Javed Omar, on the other hand, scored 11 off 33 while Habibul Bashar took 88 deliveries to score 43. One chase pretty much reflects the team's batting worries. There are three men driving in the fourth gear on a busy highway, waiting for accidents. Two others neither go higher than the second gear nor do they venture out on highways. The first type make good starts, but don't convert them into big ones. The second type rob the momentum too often. Neither are ideal and Saqibul Hasan is the only middle ground. The problem gets accentuated when Bangladesh are chasing. "We haven't been successful chasing big totals in the past," Whatmore said, "250 is the highest we have chased successfully. Perhaps, there's truth to that." Numbers, for once, do not lie in this case.

The inexperience when Bangladesh chase is too obvious. Omar's batting strategy of stonewalling the bowlers in the initial overs doesn't really work with a high target to be chased. So far he hasn't shown he knows any other way of batting. His lack of alertness in running between the wickets cost Bangladesh a good start today, when he was caught ball-watching, and they lost Tamim's wicket. "It was silly. It was just a gift," said Whatmore, "One fellow hits it pretty hard, there's good fielding, and the non-striker is just watching the ball. Bad cricket all around."

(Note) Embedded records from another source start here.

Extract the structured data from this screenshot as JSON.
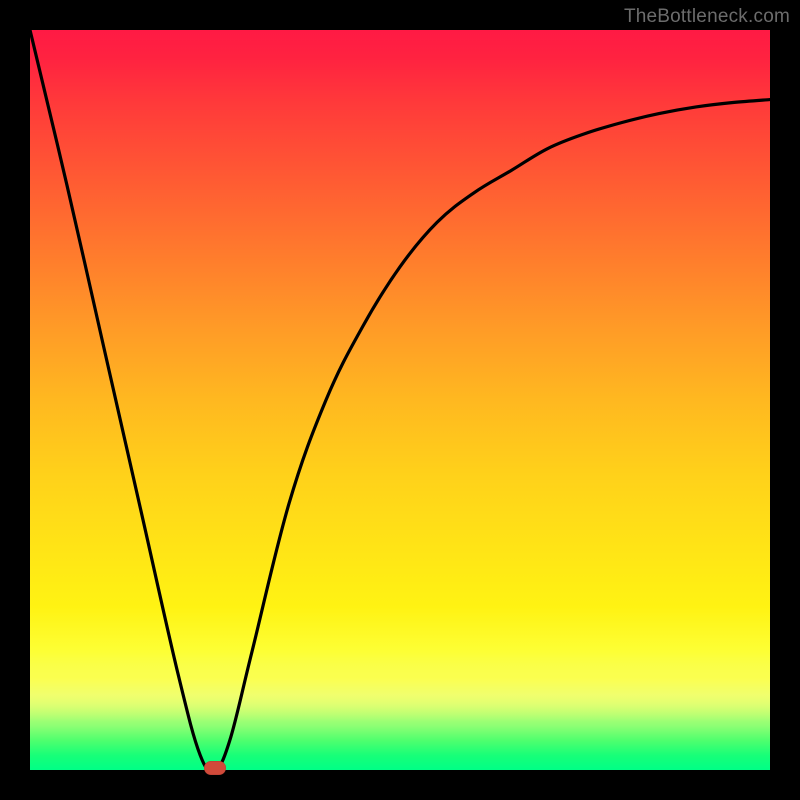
{
  "watermark": "TheBottleneck.com",
  "colors": {
    "background": "#000000",
    "curve": "#000000",
    "marker": "#d14a3a"
  },
  "chart_data": {
    "type": "line",
    "title": "",
    "xlabel": "",
    "ylabel": "",
    "xlim": [
      0,
      100
    ],
    "ylim": [
      0,
      100
    ],
    "grid": false,
    "legend": false,
    "series": [
      {
        "name": "curve",
        "x": [
          0,
          5,
          10,
          15,
          20,
          23,
          25,
          27,
          30,
          35,
          40,
          45,
          50,
          55,
          60,
          65,
          70,
          75,
          80,
          85,
          90,
          95,
          100
        ],
        "y": [
          100,
          79,
          57,
          35,
          13,
          2,
          0,
          4,
          16,
          36,
          50,
          60,
          68,
          74,
          78,
          81,
          84,
          86,
          87.5,
          88.7,
          89.6,
          90.2,
          90.6
        ]
      }
    ],
    "marker": {
      "x": 25,
      "y": 0
    }
  }
}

Javed Omar's ball-watching today meant that Bangladesh lost the explosive Tamim Iqbal very early in their 284-run chase © AFP
Yet it's not that they have never worried international bowlers. When Aftab was going at it today in what turned out to be a comprehensive defeat, when Tamim was giving Zaheer some stick in the first game, and when Mohammad Ashraful clobbered South Africa in the World Cup match, the bowlers did not have a clue. Fielders ran here and there and captains had conferences. "We have the ability to scare some people as we showed today," said Whatmore, "But we continue to present some easy gifts to people. When we don't we are capable of causing major upsets, which we need to do more often."

That they are playing against sides that are much more experienced cannot be ignored. As Whatmore said, "This is not an excuse, just a fact." Bashar has played 112 matches, Ashraful 102, Aftab 67 and Omar has been around for 12 years. They are in the big league now and here chasing well is a part of being successful. Wins based on batting well first and then choking out the opposition are no longer good enough.